"I guess there is wind in town, too, and tides, aren't there, Moth-er?"
"Wind, all right!" The gust at the corner of Amsterdam Avenue caught their umbrellas like chips. They ducked into the wet wind, rounded the corner, and bent against it down the avenue.
"Isn't there any tide?" insisted Spencer.
"Yes, of course," Catherine answered, absently. Too far such a day, she supposed, to go down to her old market. That restaurant had changed hands again; a man behind the large window was even then drawing outlines for new gilt letters.

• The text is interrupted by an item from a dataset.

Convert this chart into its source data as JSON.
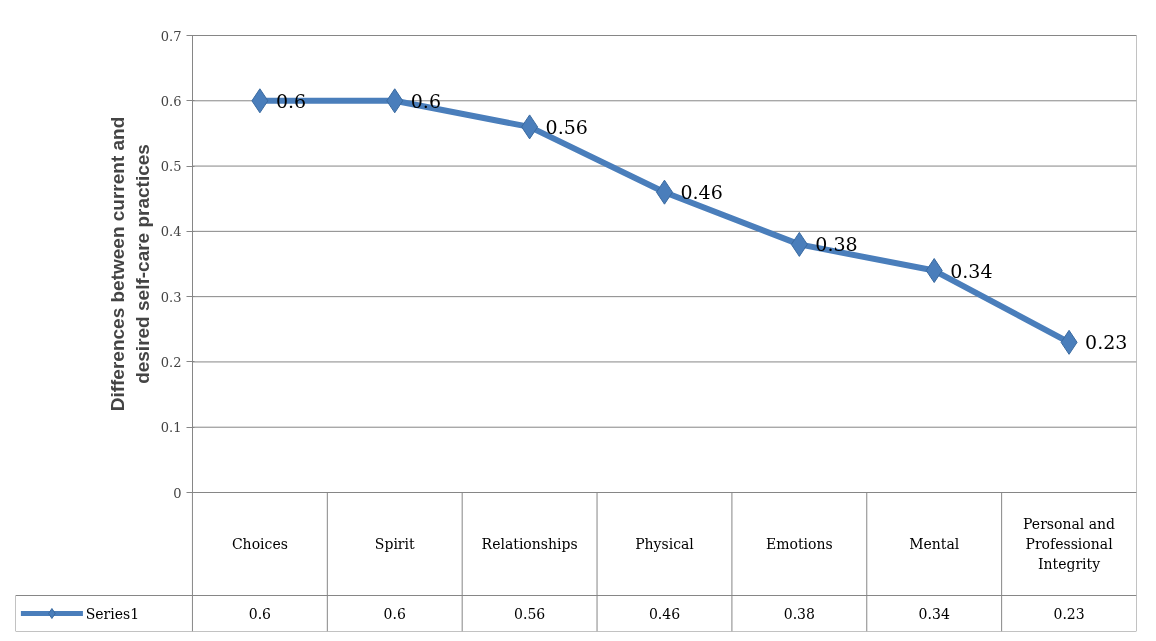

The same hairdresser, the same idle manicure girl, intent on her own fingers, the drug store. They crossed the street, their feet wobbling over the cobblestones, slipping through the guttered water. There they were, at the market.
"Where's the kitty?" demanded Marian, her eyes bright in her rose-tanned face.
"Kitty?" Catherine weighed the oranges in her fingers, and looked about for a clerk.
"Why, yes, Muvver. That little gray kitty——"
"He'd probably be grown into an old gray alley cat by this time."
Catherine frowned a little over her list. She should have come out earlier; everything looked wilted, picked over. Vitamins, calories, and the budget. The old dreary business of managing decently, reasonably. The country and a garden of your own did spoil you for these dejected pyramids.